How does one solve the following functional equation when $f:\mathbb{R}\rightarrow\mathbb{R}$

$$f(x+y)=f(x)+f(y)-(xy-1)^2$$

When I assumed it was a polynomial equation, it can be seen through induction that $$f(nx)=nf(x)-\sum _{ i=1 }^{ n-1 }{ (ix^2-1)^2 } $$

for some natural number $n$.

This implies that $$f(n)-nf(1)+\sum _{ i=1 }^{ n-1 }{ (i-1)^2 }=0 $$ is true for all natural $n$, or that for all $n$ $$f(n)-nf(1)+\frac{(n-2)(n-1)(2n-3)}{6}=0$$

Since there are infinite number of solutions to $f(n)-nf(1)+\frac{(n-2)(n-1)(2n-3)}{6}=0$, it can be said that $$f(n)=nf(1)-\frac{(n-2)(n-1)(2n-3)}{6}$$ for all real number $n$.

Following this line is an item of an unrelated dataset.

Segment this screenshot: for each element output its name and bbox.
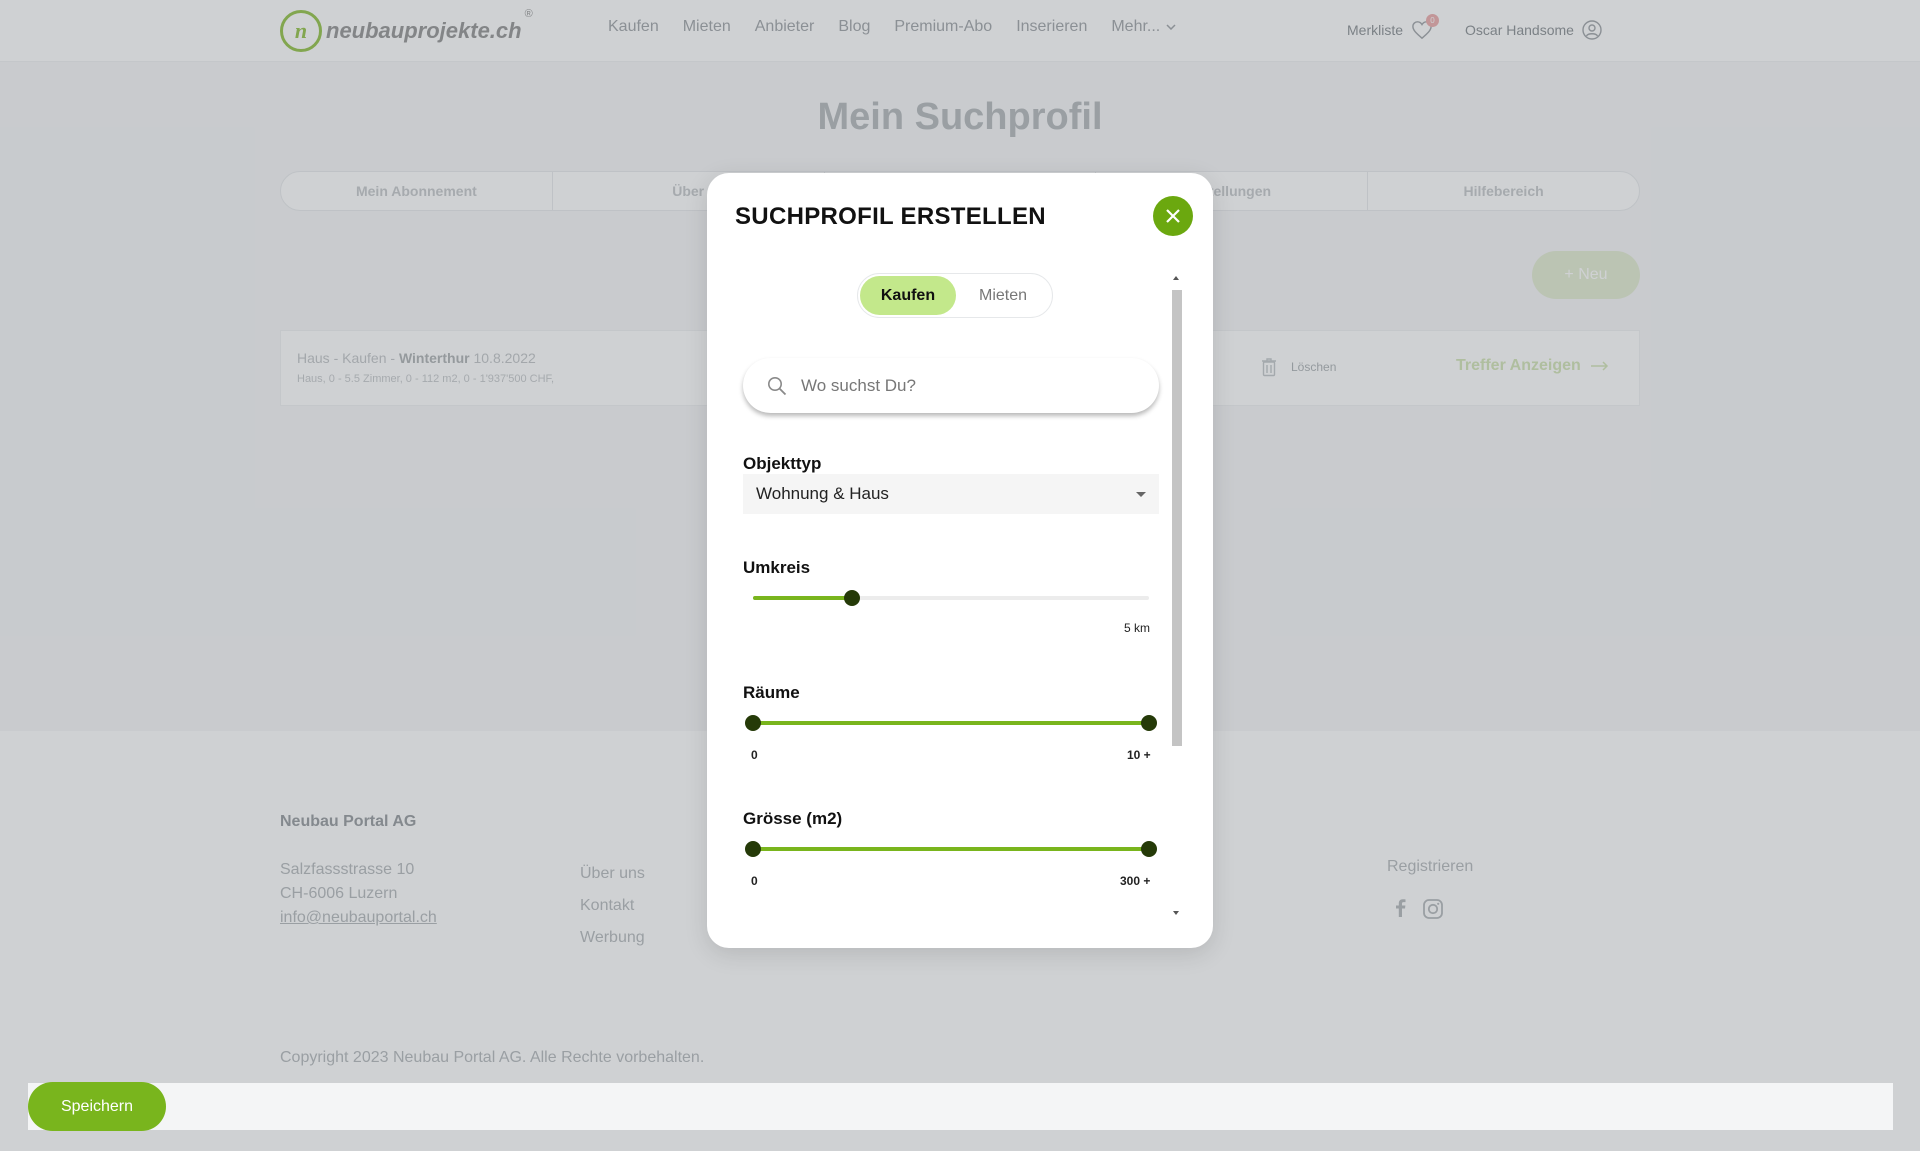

This implies that $f(n)$ is of the degree $3$, but this is a contradiction since if $f(n)$ had a degree of $3$, the coefficient for $x^2y^2$ would be $0$.

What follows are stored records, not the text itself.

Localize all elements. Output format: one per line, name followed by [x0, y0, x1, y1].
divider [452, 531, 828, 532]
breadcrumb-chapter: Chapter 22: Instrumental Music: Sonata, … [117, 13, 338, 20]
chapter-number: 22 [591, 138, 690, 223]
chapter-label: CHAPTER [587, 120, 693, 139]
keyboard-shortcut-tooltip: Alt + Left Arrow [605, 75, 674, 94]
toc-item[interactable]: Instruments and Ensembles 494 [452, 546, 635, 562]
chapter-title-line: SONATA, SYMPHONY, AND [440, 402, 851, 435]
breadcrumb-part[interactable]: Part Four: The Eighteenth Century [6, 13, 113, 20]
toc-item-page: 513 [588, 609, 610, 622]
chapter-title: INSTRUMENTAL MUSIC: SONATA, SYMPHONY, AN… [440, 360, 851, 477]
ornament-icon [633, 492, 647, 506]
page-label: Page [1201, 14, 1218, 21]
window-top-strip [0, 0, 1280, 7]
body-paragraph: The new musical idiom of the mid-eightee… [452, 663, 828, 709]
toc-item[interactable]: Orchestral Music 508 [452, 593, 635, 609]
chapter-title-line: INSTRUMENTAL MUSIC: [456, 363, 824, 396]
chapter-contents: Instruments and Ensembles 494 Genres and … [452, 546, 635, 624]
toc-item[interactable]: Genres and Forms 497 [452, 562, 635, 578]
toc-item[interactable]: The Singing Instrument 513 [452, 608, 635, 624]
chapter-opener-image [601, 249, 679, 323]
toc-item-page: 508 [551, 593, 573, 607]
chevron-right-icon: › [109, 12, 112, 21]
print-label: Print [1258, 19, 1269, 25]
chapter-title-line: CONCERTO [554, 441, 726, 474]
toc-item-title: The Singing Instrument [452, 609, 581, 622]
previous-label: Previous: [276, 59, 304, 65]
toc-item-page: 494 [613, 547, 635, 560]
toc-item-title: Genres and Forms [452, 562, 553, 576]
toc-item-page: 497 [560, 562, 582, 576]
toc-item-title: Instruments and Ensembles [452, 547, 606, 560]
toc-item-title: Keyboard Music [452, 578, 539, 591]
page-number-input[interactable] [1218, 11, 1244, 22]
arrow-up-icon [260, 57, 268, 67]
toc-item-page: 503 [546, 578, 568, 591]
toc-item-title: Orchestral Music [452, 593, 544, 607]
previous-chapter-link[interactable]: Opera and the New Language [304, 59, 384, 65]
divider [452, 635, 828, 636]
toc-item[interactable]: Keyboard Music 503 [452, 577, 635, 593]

So there appeared to be no polynomial solutions to this function. I further thought that there would be no functions that satisfied this equation.

How does one solve this equation? Any help would be appreciated.

Answer 1

$$f(x+y)=f(x)+f(y)-(xy-1)^2\\ f(2)=2f(1)\\ f(3)=f(2)+f(1)-1=3f(1)-1\\ f(2)+f(2)-9=f(4)=f(1)+f(3)-4\\ 4f(1)-9=4f(1)-5$$

Answer 2

First put $x=y=0$ into the functional equation to obtain that

$$f(0)=1 \tag{1}$$

Then suppose that $y \ne 0$ so dividing the functional equation by $y$ we can write

$$\frac{f(x+y)-f(x)}{y}=\frac{f(y)-1}{y}-\frac{(xy-1)^2-1}{y} \tag{2}$$

$$\frac{f(x+y)-f(x)}{y}=\frac{f(y)-f(0)}{y-0}-\frac{x^2y^2-2xy}{y} \tag{3}$$

Next, take the limit when $y \to 0$ to obtain

$$f'(x)=f'(0)+2x \tag{4}$$

Where we have assumed that $f(x)$ is differentiable over $\mathbb{R}$. Next, integrating $(4)$ we get

$$f(x)-f(0)=f'(0)x+x^2 \tag{5}$$

Or equivalently

$$f(x)=x^2+f'(0)x+1 \tag{6}$$

But we can observe that $(6)$ will never satisfy the functional equation since $f(x)$ is a second degree polynomial and there are fourth degree terms like $x^2y^2$ in the functional equation . So the only thing that we are left with is that

There is no differentiable $f(x)$ which satisfies the functional equation!